At the corner of St Denis and Ontario, a crowd gathers near an ambulance. We get a closer look and LightStep wants to make sure the person on the ground will be taken care of properly.
"The question is, what are the ways that we can form a more resilient community? For example, imagine a world where there is no police," LightStep explains, in an almost naive tone. "What does that look like? Could you imagine a number other than 911 to call? Who would answer that phone?"
I can't help but wonder who would keep those people in check. Early police forces were nothing more than volunteers, and this sounds like power just changing institutions. LightStep didn't agree.
"Everything that's led up to where we are now, this entire arch of history—we understand that's not totally working. So we have to throw something different in the mix... I'm talking about acting ahistorically. Not to forget history, but to move with a kind of freedom and lightness that will allow us to act differently, to connect, to love differently, to learn, to share." Through the metal mesh on the mask, I see a sparkle in LightStep's eyes. "Could you please wipe my eyes one more time? It's fogging up again."
On the corner of St Laurent and Prince Arthur, a loud crowd forms in front of the late-night greasy spoon La Belle Province. LightStep runs toward it, followed by multiple police officers. People are cheering and enticing two young men to fight, but one of them is being held by two others. Within seconds, the officers are dispersing the crowd and I'm as confused as ever. I lose LS for a second.
A moment later I find him. "Look, I'm not here to replace the police," they tell me. "I'm not interested in chasing bank robbers carrying sacks of coins, or chasing people who are stealing to survive, or doing things in the streets like selling drugs, or prostituting themselves, or however the city has made their lives illegal. I'm not interested in those kind of petty crimes." They tell me the real criminals are the ones with desk jobs, keeping the poor poor, and that's not what LightStep is fighting either. LightStep is about community, about standing up for each other.

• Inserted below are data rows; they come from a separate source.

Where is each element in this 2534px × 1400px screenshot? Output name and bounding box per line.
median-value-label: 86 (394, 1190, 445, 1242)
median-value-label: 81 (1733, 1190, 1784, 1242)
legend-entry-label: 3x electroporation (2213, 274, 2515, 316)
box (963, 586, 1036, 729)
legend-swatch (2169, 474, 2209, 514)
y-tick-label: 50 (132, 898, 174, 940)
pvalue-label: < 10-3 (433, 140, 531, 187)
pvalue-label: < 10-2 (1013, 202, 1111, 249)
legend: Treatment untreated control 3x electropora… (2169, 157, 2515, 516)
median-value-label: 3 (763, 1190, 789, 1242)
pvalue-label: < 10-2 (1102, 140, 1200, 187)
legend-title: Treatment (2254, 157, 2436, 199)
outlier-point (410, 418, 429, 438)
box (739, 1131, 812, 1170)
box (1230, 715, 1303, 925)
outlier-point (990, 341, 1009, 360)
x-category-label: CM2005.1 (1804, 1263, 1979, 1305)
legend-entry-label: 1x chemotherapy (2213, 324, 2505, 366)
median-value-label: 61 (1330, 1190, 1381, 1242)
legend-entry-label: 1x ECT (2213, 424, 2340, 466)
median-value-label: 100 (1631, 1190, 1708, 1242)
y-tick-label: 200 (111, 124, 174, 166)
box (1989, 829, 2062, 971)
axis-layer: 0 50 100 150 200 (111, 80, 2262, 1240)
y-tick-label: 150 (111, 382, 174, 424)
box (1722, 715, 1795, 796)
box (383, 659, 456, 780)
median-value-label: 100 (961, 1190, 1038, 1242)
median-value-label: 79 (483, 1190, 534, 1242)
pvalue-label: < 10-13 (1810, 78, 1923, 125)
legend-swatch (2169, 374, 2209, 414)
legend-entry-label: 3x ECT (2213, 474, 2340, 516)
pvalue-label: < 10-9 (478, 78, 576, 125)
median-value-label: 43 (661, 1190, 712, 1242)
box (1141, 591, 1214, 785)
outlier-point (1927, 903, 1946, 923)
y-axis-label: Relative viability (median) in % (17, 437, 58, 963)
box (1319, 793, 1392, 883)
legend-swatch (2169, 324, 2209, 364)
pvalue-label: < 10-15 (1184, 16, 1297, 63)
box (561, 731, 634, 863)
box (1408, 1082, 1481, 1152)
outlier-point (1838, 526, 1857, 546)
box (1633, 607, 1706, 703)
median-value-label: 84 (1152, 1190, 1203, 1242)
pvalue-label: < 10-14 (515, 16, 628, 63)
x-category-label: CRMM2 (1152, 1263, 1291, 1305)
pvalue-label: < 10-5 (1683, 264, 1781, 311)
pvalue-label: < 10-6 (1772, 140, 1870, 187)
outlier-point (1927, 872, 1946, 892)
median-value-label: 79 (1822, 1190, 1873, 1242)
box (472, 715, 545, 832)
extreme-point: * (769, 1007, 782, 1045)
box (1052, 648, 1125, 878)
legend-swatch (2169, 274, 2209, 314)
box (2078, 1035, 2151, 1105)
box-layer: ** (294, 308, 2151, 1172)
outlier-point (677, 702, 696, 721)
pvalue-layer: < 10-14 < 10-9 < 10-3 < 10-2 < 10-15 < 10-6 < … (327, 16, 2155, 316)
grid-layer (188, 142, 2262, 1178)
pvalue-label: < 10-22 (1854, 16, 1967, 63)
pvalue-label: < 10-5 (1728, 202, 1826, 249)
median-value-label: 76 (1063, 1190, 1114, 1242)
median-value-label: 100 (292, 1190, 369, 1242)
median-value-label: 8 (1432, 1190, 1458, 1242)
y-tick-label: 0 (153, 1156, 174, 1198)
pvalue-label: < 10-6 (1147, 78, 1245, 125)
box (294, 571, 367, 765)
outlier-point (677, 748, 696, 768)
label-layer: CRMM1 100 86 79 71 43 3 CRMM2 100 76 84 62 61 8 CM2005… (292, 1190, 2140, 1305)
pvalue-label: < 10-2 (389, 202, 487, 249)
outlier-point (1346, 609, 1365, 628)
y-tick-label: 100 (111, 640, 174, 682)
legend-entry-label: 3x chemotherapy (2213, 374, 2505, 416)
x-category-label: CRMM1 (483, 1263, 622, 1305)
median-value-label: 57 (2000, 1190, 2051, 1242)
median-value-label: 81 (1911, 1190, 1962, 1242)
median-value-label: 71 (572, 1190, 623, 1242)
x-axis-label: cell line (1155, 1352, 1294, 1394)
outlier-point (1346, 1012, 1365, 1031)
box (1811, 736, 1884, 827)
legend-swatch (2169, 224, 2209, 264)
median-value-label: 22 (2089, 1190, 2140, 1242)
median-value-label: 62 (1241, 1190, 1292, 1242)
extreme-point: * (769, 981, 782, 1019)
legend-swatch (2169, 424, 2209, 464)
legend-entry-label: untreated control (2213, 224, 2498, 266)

I get the feeling that this is what LightStep does most—stepping into situations where something could go wrong, and just talking to people and observing. "Looking for crime to fight—and that's what other Real Lifers are always talking about—that is to misunderstand crime, to misunderstand poverty and desperation, and all these other things that cause violence in the first place." LightStep tells me we can't celebrate yet, that people are hungry, that there is no place to sleep for some folks. "We need to find a way to inspire ourselves to participate in our community," they say.
It's around four in the morning when Matt finally gets into an ambulance, and by then it was time for LightStep and I to part ways.
By the end of the evening I realize that LightStep isn't so much the person under the mask—the slender, vegan feminist queer—but rather a persona that exists with the help of this vegan feminist queer. LightStep could be anyone who is capable of getting up and taking direct action.